There was no album I’ve looked forward to more than Mr. Raoul K’s Still Living in Slavery; I was not disappointed. Mr. K has his eye fixed on a point so far on the horizon that some believe he’s seeing phantoms. Maybe he’s a master hypnotist because I must see them too. A more likely explanation is that he’s simply the single most interesting artist working in an Afro/Electronic field today, and Still Living in Slavery is evidence that the old magic still turns miracles.

Polyrhythms, chants, hardly audible voices and an orchestra of grotesques – this is a sound Mr. K introduced to the world on his 2011 debut album (coincidentally enough, called Introducing My World). Here he builds upon it. Comparisons to Afrobeat’s first family are rather facile, not least of all because Mr. K (as has been pointed out often enough to make it a cliché) is coming to us from a totally different experience, common in real life but decidedly uncommon in dance music.

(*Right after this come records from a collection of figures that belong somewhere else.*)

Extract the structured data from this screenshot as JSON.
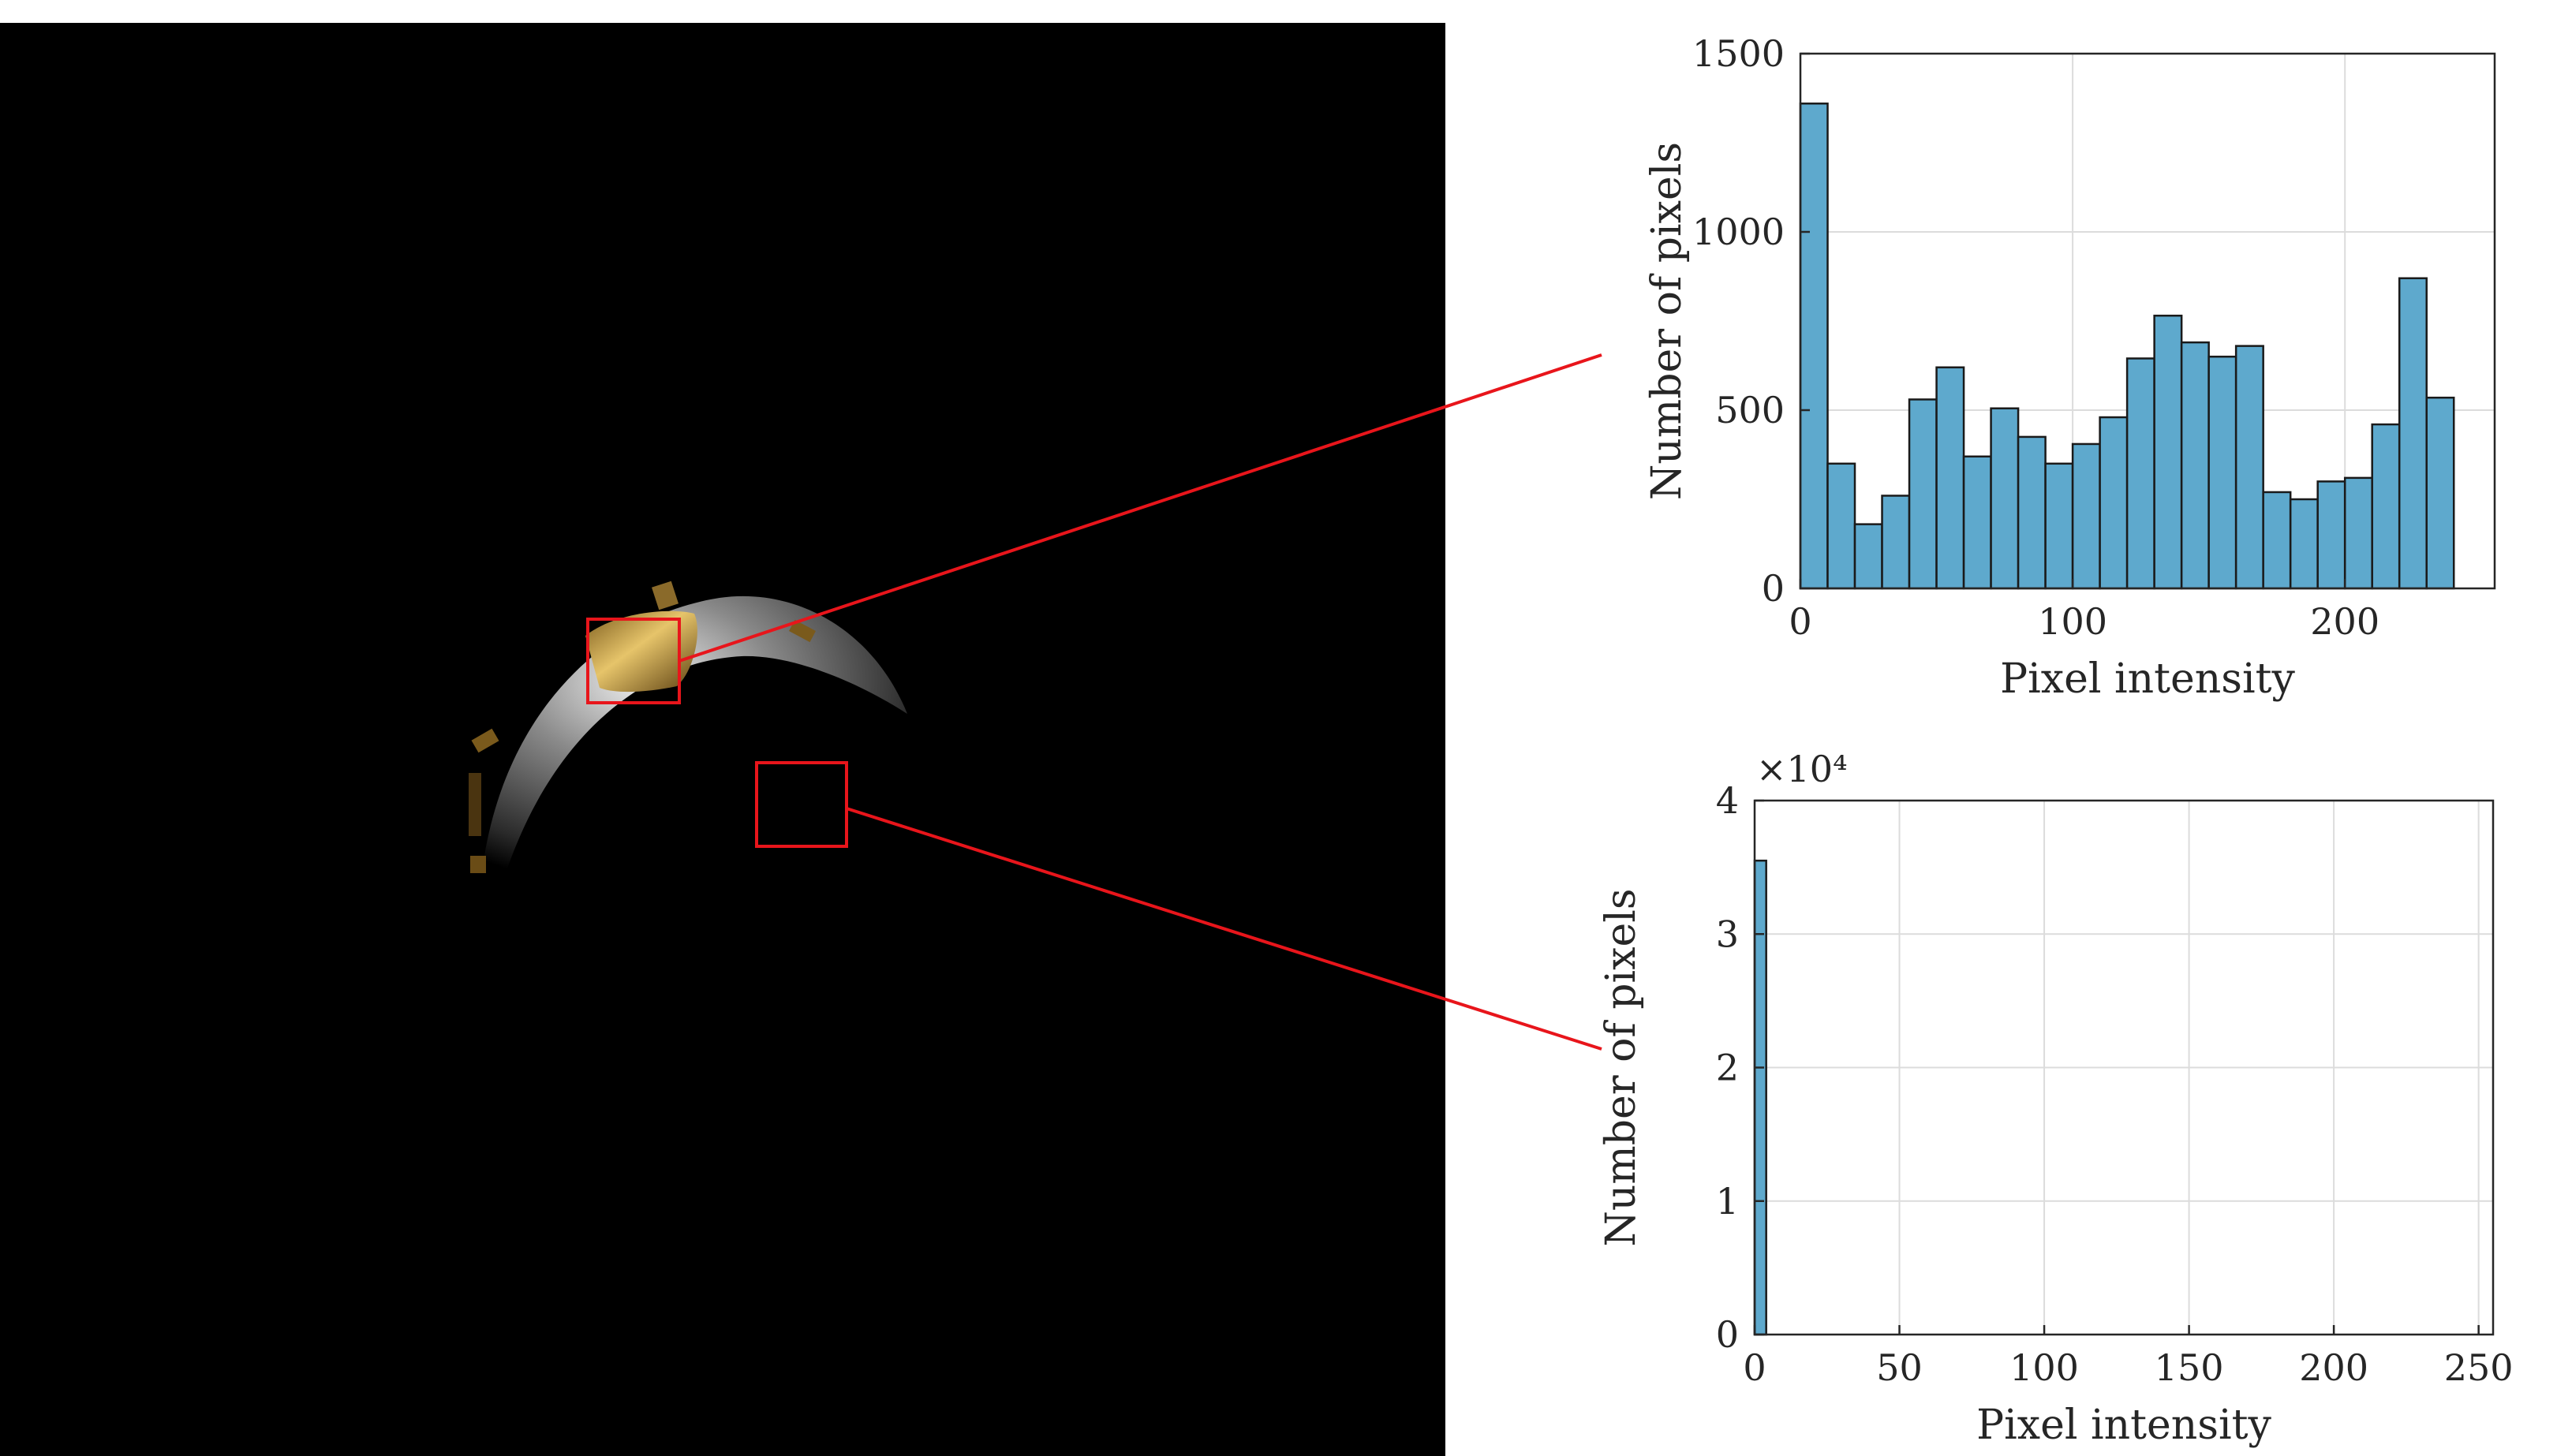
{
  "colors": {
    "bar_fill": "#5ea9cd",
    "highlight": "#e8151b",
    "panel_background": "#000000"
  },
  "chart_data": [
    {
      "type": "bar",
      "bin_width": 10,
      "x": [
        0,
        10,
        20,
        30,
        40,
        50,
        60,
        70,
        80,
        90,
        100,
        110,
        120,
        130,
        140,
        150,
        160,
        170,
        180,
        190,
        200,
        210,
        220,
        230
      ],
      "values": [
        1360,
        350,
        180,
        260,
        530,
        620,
        370,
        505,
        425,
        350,
        405,
        480,
        645,
        765,
        690,
        650,
        680,
        270,
        250,
        300,
        310,
        460,
        870,
        535
      ],
      "xlim": [
        0,
        255
      ],
      "ylim": [
        0,
        1500
      ],
      "xticks": [
        "0",
        "100",
        "200"
      ],
      "yticks": [
        "0",
        "500",
        "1000",
        "1500"
      ],
      "xlabel": "Pixel intensity",
      "ylabel": "Number of pixels",
      "grid": true
    },
    {
      "type": "bar",
      "bin_width": 4,
      "x": [
        0
      ],
      "values": [
        35500
      ],
      "xlim": [
        0,
        255
      ],
      "ylim": [
        0,
        40000
      ],
      "exponent_label": "×10⁴",
      "xticks": [
        "0",
        "50",
        "100",
        "150",
        "200",
        "250"
      ],
      "yticks": [
        "0",
        "1",
        "2",
        "3",
        "4"
      ],
      "xlabel": "Pixel intensity",
      "ylabel": "Number of pixels",
      "grid": true
    }
  ]
}
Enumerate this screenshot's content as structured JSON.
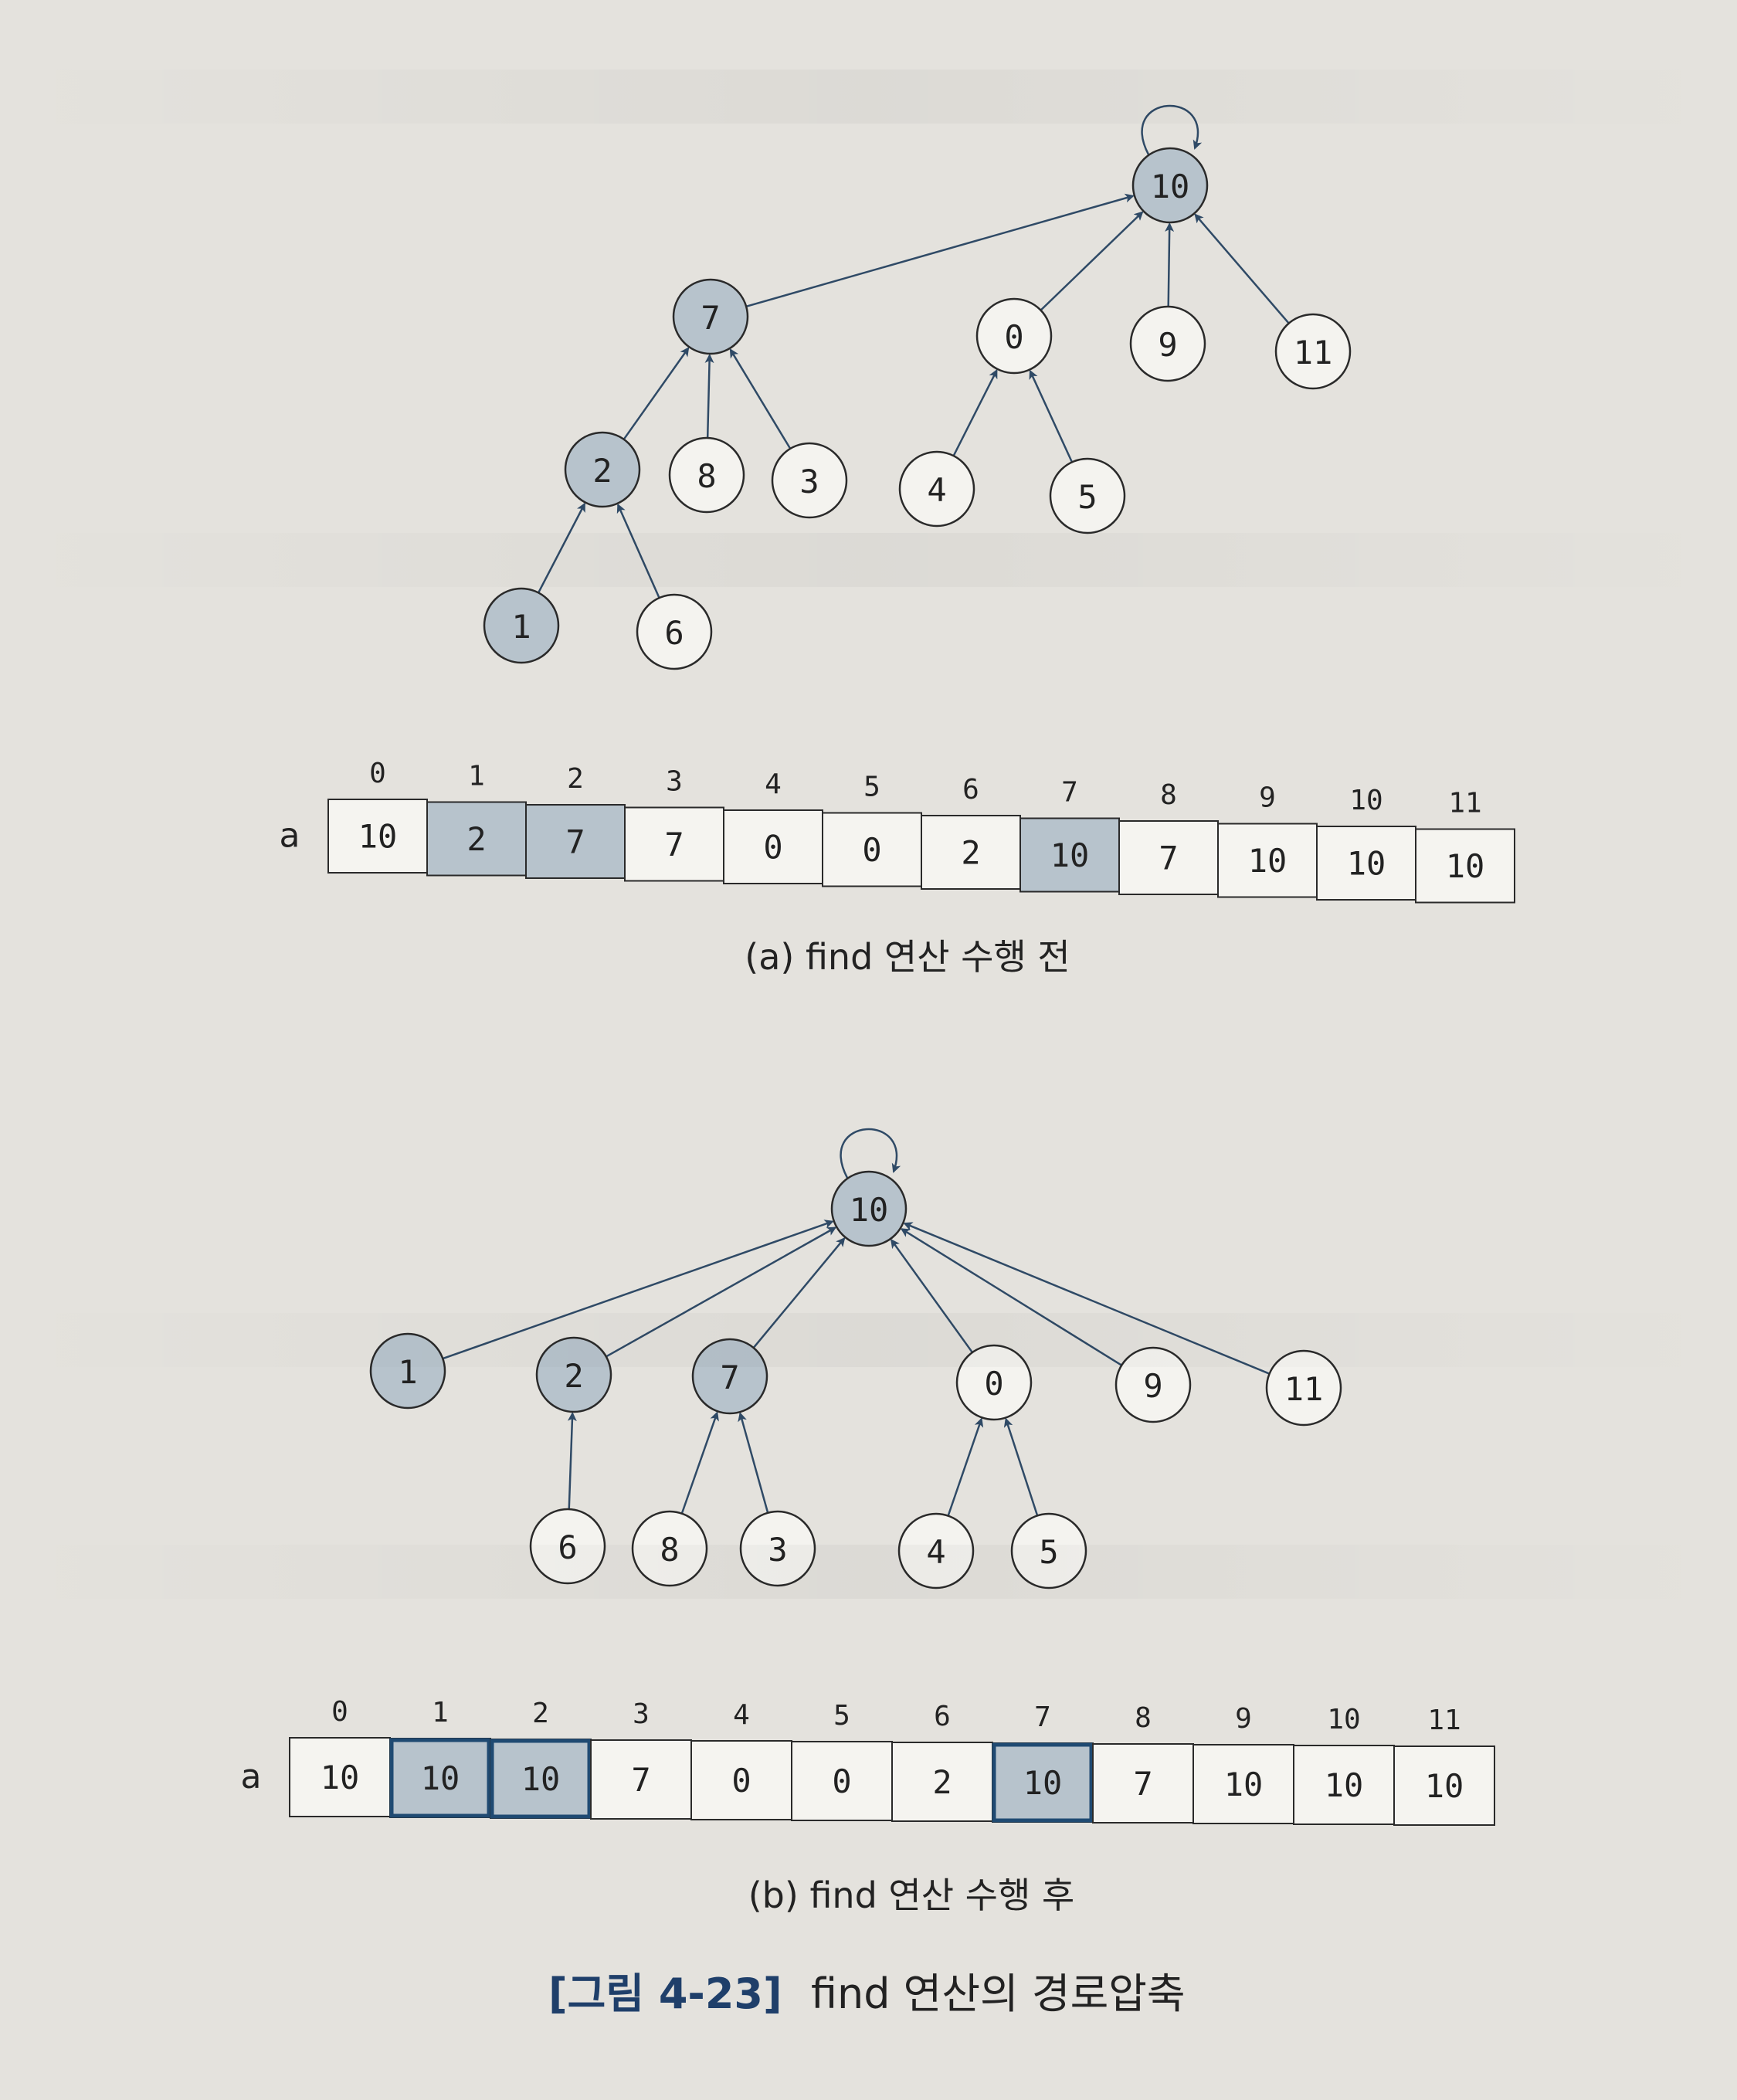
{
  "diagram_a": {
    "caption": "(a) find 연산 수행 전",
    "nodes": [
      {
        "id": "10",
        "label": "10",
        "shaded": true
      },
      {
        "id": "7",
        "label": "7",
        "shaded": true
      },
      {
        "id": "0",
        "label": "0",
        "shaded": false
      },
      {
        "id": "9",
        "label": "9",
        "shaded": false
      },
      {
        "id": "11",
        "label": "11",
        "shaded": false
      },
      {
        "id": "2",
        "label": "2",
        "shaded": true
      },
      {
        "id": "8",
        "label": "8",
        "shaded": false
      },
      {
        "id": "3",
        "label": "3",
        "shaded": false
      },
      {
        "id": "4",
        "label": "4",
        "shaded": false
      },
      {
        "id": "5",
        "label": "5",
        "shaded": false
      },
      {
        "id": "1",
        "label": "1",
        "shaded": true
      },
      {
        "id": "6",
        "label": "6",
        "shaded": false
      }
    ],
    "edges": [
      {
        "from": "7",
        "to": "10"
      },
      {
        "from": "0",
        "to": "10"
      },
      {
        "from": "9",
        "to": "10"
      },
      {
        "from": "11",
        "to": "10"
      },
      {
        "from": "2",
        "to": "7"
      },
      {
        "from": "8",
        "to": "7"
      },
      {
        "from": "3",
        "to": "7"
      },
      {
        "from": "4",
        "to": "0"
      },
      {
        "from": "5",
        "to": "0"
      },
      {
        "from": "1",
        "to": "2"
      },
      {
        "from": "6",
        "to": "2"
      }
    ],
    "array": {
      "name": "a",
      "indices": [
        "0",
        "1",
        "2",
        "3",
        "4",
        "5",
        "6",
        "7",
        "8",
        "9",
        "10",
        "11"
      ],
      "values": [
        "10",
        "2",
        "7",
        "7",
        "0",
        "0",
        "2",
        "10",
        "7",
        "10",
        "10",
        "10"
      ],
      "shaded": [
        false,
        true,
        true,
        false,
        false,
        false,
        false,
        true,
        false,
        false,
        false,
        false
      ]
    }
  },
  "diagram_b": {
    "caption": "(b) find 연산 수행 후",
    "nodes": [
      {
        "id": "10",
        "label": "10",
        "shaded": true
      },
      {
        "id": "1",
        "label": "1",
        "shaded": true
      },
      {
        "id": "2",
        "label": "2",
        "shaded": true
      },
      {
        "id": "7",
        "label": "7",
        "shaded": true
      },
      {
        "id": "0",
        "label": "0",
        "shaded": false
      },
      {
        "id": "9",
        "label": "9",
        "shaded": false
      },
      {
        "id": "11",
        "label": "11",
        "shaded": false
      },
      {
        "id": "6",
        "label": "6",
        "shaded": false
      },
      {
        "id": "8",
        "label": "8",
        "shaded": false
      },
      {
        "id": "3",
        "label": "3",
        "shaded": false
      },
      {
        "id": "4",
        "label": "4",
        "shaded": false
      },
      {
        "id": "5",
        "label": "5",
        "shaded": false
      }
    ],
    "edges": [
      {
        "from": "1",
        "to": "10"
      },
      {
        "from": "2",
        "to": "10"
      },
      {
        "from": "7",
        "to": "10"
      },
      {
        "from": "0",
        "to": "10"
      },
      {
        "from": "9",
        "to": "10"
      },
      {
        "from": "11",
        "to": "10"
      },
      {
        "from": "6",
        "to": "2"
      },
      {
        "from": "8",
        "to": "7"
      },
      {
        "from": "3",
        "to": "7"
      },
      {
        "from": "4",
        "to": "0"
      },
      {
        "from": "5",
        "to": "0"
      }
    ],
    "array": {
      "name": "a",
      "indices": [
        "0",
        "1",
        "2",
        "3",
        "4",
        "5",
        "6",
        "7",
        "8",
        "9",
        "10",
        "11"
      ],
      "values": [
        "10",
        "10",
        "10",
        "7",
        "0",
        "0",
        "2",
        "10",
        "7",
        "10",
        "10",
        "10"
      ],
      "shaded": [
        false,
        true,
        true,
        false,
        false,
        false,
        false,
        true,
        false,
        false,
        false,
        false
      ],
      "highlighted": [
        false,
        true,
        true,
        false,
        false,
        false,
        false,
        true,
        false,
        false,
        false,
        false
      ]
    }
  },
  "figure_caption": {
    "number": "[그림 4-23]",
    "text": "find 연산의 경로압축"
  },
  "colors": {
    "node_shaded": "#b7c3cc",
    "node_plain": "#f4f3ef",
    "stroke": "#2a2a2a",
    "edge": "#2f4a66",
    "highlight": "#1f4a72",
    "caption_blue": "#1f3f6a",
    "text": "#222222"
  }
}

He was born in the Ivory Coast and lived in Germany since 1992. Millions of people have been uprooted from one end of the earth to the other (and millions more will join them in our lifetime as war, famine and economic refugees are joined by environmental ones). Rarely are these people heard in a voice identifiable by both their old and new communities, though. Here is one.

There’s a tension to some of the best tracks on Still Living in Slavery – most notably, the paranoid and tense “Intelligent Revolution”, a sprawling 14 minute epic with moments of delicate beauty and unnerving claustrophobia, loud and uncomfortably close. The album also features two “trilogies”: “Dounougnan Magni” and the sublime “Enchained Tribe”, which seems an allegory for nothing less than the story of mankind itself, rising out of and a pile of biological imperatives and forming something like the first poem. It’s as demanding as you want it to be.